In the Arctic, sea ice is melting. In the United States, houses are foreclosing. And in Washington, the Senate is becoming a real-life Bermuda Triangle for progressive agendas.
Proposals for major limits on carbon emissions aren’t getting far in the Senate, where the corporate war on the environment has an abundance of powerful allies.
As for class war, it continues to rage from the top down. Last week, a dozen Democratic senators teamed up with Republicans to defeat a bill that would have allowed judges to reduce mortgages in bankruptcy courts.
President Obama supported that bill. But as the Associated Press reported, he was “facing stiff opposition from banks” and “did little to pressure lawmakers” on behalf of the measure. The Senate “defeated a plan to spare hundreds of thousands of homeowners from foreclosure through bankruptcy.”
Big-money vultures are circling the Capitol Dome to feast on the latest multibillion-dollar carrion, whether under the heading of “cap and trade” or “healthcare reform.” And many billions in profits can be found inside yet another supplemental bill to fund war in Iraq and Afghanistan.
Meanwhile, a familiar pattern is unfolding for the most important piece of labor legislation in decades — the Employee Free Choice Act — which would go a long way toward protecting the rights of workers to form unions.
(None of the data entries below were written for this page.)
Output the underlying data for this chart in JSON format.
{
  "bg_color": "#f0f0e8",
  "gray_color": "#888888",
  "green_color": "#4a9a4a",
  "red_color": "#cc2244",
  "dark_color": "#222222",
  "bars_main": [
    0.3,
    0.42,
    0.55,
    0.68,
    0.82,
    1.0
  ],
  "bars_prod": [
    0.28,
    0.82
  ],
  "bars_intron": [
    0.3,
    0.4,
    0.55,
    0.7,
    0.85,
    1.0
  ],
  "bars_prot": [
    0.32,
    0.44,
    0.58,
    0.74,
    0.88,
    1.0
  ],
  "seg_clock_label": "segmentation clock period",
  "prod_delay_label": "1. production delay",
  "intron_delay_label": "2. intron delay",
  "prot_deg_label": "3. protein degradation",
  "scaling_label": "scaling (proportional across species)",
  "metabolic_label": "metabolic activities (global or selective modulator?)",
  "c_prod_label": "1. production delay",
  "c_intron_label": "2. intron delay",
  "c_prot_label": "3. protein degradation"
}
Obama says he supports EFCA. But there are no signs that he’ll go all-out for its passage.
There are pluses and minuses on Capitol Hill these days. But on big-picture items, it’s clear that environmentalists and labor-rights activists are mostly up against the corporate wall — and the wall is not yielding.
We need a Green New Deal.
It won’t happen without a lot more effective grassroots coalitions — strong and sustained enough to change power relations for the long haul. But acculturation in the USA often encourages us to think along the lines of solo acts.
There’s the old American story about the solitary Dutch boy who discovers that a dike has sprung a leak. He inserts his finger, hangs in there heroically by himself and saves the town.
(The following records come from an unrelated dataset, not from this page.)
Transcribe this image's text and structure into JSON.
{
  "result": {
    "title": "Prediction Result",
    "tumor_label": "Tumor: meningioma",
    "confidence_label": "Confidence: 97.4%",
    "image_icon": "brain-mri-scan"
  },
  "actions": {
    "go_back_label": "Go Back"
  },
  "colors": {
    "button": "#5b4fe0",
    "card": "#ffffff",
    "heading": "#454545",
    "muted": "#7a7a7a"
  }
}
But in the real world, individual heroics are a fool’s gold when compared to the genuine value of building political movements. The immense obstacles to effective grassroots organizing can be overcome: not by lone rangers, but by persistent organizers and coalition-builders.
During the last six months, I’ve participated in a lengthy series of meetings with many other local activists. Across two counties in Northern California, we’re about to launch a long-term project called the Green New Deal for the North Bay.
It’s just a start. But, as we begin a round of public forums throughout the region, we’re in the process of developing a grassroots agenda for far-reaching change that will address these two key questions:
“How can we create a sustainable green future that includes economic equity and social justice?”
“How can agendas for economic rights and environmental protection become more integrated and more successful?”
Seventy-five years after the start of the New Deal, and nearly 40 years after the first Earth Day, the need for basic change on behalf of social justice and ecology is clear.
But ideas are the easy part. In an era of massive environmental damage and vast economic inequality, we’ve got to organize.